The beeFormer policy implements a recommendation model that fine-tunes pre-trained sentence Transformers using user-item interaction data. It aims to bridge the gap between purely semantic similarity (from the language model) and interaction-based similarity (from collaborative patterns). It leverages a base sentence Transformer as an encoder and often uses an interaction-based loss (conceptually similar to ELSA's reconstruction loss) to update the Transformer's weights. This produces embeddings that reflect both content meaning and behavioral patterns, potentially improving cold-start performance and enabling knowledge transfer.
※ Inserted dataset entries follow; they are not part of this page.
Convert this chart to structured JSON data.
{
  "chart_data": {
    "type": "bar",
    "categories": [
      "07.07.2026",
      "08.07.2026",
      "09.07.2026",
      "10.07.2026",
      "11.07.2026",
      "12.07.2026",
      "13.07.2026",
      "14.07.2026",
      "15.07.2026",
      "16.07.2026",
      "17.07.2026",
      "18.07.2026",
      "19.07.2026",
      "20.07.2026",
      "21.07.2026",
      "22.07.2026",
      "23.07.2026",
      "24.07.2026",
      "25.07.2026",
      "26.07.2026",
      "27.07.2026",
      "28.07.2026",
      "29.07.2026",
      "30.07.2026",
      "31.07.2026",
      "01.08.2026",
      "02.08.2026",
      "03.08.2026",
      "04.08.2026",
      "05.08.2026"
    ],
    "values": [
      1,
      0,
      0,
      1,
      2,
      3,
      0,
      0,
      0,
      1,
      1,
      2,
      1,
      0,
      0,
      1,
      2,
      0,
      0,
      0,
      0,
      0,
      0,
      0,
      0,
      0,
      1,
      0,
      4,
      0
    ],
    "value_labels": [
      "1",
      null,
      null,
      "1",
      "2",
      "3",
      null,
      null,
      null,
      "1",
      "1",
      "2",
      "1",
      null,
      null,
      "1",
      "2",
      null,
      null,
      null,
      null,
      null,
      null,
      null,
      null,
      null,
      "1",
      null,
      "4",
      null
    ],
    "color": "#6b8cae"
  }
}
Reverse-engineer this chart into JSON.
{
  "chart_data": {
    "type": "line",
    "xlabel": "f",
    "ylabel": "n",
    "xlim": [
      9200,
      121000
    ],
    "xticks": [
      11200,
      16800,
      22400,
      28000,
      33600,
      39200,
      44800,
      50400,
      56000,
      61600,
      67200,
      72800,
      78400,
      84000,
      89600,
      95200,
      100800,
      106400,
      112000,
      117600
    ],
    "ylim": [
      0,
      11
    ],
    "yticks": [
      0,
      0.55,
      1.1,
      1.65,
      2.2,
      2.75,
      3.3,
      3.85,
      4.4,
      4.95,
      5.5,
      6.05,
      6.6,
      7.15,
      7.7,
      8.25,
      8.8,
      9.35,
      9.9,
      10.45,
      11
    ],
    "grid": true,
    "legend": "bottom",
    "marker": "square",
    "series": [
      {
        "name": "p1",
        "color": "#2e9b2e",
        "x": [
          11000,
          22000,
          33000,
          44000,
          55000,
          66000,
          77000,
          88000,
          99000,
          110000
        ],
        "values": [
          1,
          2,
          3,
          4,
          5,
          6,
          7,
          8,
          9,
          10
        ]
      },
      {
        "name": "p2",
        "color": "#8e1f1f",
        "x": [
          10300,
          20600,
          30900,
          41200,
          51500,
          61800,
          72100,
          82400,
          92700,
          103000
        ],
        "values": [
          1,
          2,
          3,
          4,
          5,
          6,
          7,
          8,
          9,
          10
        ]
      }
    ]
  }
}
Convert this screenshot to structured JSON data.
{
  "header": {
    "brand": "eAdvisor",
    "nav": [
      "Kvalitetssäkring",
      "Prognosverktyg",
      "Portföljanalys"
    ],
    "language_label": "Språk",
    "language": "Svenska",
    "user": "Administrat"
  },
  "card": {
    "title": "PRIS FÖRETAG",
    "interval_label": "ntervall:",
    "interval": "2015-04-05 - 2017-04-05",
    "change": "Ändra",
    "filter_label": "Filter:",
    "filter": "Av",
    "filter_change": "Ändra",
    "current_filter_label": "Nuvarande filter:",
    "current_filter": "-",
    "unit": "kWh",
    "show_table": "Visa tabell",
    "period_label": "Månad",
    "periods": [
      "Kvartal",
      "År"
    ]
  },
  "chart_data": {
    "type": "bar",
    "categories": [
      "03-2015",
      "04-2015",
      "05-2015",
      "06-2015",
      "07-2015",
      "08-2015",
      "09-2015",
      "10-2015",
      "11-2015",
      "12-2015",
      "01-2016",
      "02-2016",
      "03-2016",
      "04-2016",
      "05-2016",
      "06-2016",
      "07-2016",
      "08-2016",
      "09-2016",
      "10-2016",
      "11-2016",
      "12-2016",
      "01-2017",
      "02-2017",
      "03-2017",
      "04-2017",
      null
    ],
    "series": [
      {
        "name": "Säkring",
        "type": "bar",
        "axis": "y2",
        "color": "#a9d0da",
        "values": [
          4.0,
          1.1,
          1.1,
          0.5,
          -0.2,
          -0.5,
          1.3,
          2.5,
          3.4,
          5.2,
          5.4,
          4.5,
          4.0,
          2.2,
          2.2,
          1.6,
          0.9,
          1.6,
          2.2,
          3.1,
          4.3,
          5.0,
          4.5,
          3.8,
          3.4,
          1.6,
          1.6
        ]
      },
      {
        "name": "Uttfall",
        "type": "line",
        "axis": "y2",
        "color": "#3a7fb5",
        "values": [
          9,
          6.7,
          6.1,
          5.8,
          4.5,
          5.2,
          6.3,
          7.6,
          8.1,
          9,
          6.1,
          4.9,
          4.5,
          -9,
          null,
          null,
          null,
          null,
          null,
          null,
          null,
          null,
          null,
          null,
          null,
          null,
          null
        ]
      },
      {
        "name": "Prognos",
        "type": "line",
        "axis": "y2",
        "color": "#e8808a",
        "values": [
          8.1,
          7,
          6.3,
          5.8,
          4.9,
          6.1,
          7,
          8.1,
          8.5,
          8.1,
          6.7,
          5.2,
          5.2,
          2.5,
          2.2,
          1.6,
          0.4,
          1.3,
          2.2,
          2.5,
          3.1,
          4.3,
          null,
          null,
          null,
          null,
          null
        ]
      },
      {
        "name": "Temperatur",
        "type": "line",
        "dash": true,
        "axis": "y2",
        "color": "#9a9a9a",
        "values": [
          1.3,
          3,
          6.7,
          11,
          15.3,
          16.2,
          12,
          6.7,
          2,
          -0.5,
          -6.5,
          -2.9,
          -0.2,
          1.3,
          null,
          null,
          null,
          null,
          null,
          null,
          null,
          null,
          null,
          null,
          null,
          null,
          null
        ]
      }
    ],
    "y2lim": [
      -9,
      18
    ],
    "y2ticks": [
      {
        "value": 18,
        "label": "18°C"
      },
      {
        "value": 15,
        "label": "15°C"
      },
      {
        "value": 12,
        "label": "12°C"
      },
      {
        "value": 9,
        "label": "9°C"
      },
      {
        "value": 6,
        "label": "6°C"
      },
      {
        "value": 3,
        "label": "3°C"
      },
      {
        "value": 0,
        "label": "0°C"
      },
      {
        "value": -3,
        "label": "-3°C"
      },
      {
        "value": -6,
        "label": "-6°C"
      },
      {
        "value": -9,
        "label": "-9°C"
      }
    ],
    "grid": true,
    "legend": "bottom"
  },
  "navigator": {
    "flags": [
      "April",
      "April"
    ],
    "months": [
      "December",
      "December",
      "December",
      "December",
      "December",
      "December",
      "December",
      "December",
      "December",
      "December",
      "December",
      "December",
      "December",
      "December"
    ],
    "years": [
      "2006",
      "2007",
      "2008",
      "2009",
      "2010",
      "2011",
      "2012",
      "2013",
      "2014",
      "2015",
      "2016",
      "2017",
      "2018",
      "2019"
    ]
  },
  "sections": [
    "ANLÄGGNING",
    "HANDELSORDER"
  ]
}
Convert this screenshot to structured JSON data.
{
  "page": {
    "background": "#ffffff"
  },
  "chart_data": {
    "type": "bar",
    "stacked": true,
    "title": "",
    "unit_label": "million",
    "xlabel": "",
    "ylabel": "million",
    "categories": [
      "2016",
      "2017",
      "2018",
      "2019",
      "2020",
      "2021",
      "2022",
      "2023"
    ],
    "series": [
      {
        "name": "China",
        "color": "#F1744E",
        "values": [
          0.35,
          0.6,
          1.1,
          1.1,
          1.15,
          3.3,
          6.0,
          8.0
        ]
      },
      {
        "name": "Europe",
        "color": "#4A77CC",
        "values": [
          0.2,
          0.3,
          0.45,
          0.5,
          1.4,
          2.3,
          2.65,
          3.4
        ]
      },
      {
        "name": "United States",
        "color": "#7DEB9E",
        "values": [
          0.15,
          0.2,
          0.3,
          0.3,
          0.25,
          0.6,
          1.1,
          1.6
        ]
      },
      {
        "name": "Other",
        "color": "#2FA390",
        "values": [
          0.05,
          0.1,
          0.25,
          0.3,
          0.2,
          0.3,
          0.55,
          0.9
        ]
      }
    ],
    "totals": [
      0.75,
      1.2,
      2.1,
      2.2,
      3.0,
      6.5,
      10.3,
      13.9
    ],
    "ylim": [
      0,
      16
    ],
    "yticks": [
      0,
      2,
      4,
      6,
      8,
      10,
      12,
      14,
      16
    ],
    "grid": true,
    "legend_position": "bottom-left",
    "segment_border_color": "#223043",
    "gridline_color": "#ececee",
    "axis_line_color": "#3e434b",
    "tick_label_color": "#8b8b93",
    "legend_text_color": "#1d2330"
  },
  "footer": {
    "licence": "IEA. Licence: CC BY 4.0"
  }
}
Policy Type: beeformer Supports: embedding_policy, scoring_policy

Hyperparameter tuning

• device
• seed: Random seed for reproducibility.
• lr: Learning rate for gradient descent optimization.
• use_scheduler: Whether to use a learning rate scheduler.
• epochs: Number of complete passes through the training dataset.
• max_output: Negative sampling hyperparameter, uniform.
• batch_size: Number of samples processed before updating model weights.
• top_k: Optimize only for top-k predictions on the output.
• embedder
• use_images: Use image features.
• max_seq_length: Maximum sequence length for tokenized input.
• embedder_batch_size: Batch size for the embedder model (e.g., BERT).
• train_distributed: Train on multiple devices.

V1 API

policy_configs:
  embedding_policy: # Or scoring_policy
    policy_type: beeformer
    max_seq_length: 384       # Max sequence length for the transformer input
    # Training Hyperparameters
    batch_size: 1               # Samples per training batch (may use gradient accumulation internally)
    epochs: 1                   # Total training epochs
    lr: 1e-5                    # Learning rate (typically small for fine-tuning)
    max_output: 1               # Related to negative sampling/loss calculation (from source doc)
    top_k: 0                    # Restrict optimization (from source doc, 0=no restriction)
    embedder_batch_size: 100    # Internal batch size for base transformer inference

Usage

Use this model when:

• You have rich text content (product descriptions, titles, reviews)
• You want to combine semantic understanding with behavioral signals
• You need good cold-start performance for new items
• You want to leverage pre-trained language model knowledge
• You have items with detailed textual descriptions

Choose a different model when:

• You have minimal or no text content for items
• You only have interaction data without item descriptions
• You want a pure collaborative filtering approach

Use cases

• E-commerce with detailed product descriptions (fashion, furniture, electronics)
• Content platforms (articles, blog posts, research papers)
• Job boards with detailed job descriptions
• Real estate with property descriptions
• Books, movies, or media with synopses and reviews
• Any domain where semantic understanding of text content matters

References

• Vančura, V., Kordík, P., & Straka, M. (2024). beeFormer: Bridging the Gap Between Semantic and Interaction Similarity in Recommender Systems. RecSys '24 / arXiv.
• Reimers, N., & Gurevych, I. (2019). Sentence-BERT: Sentence Embeddings using Siamese BERT-Networks. EMNLP.
• Vančura, V., et al. (2022). Scalable Linear Shallow Autoencoder for Collaborative Filtering. WSDM. (ELSA paper, relevant to beeFormer's loss).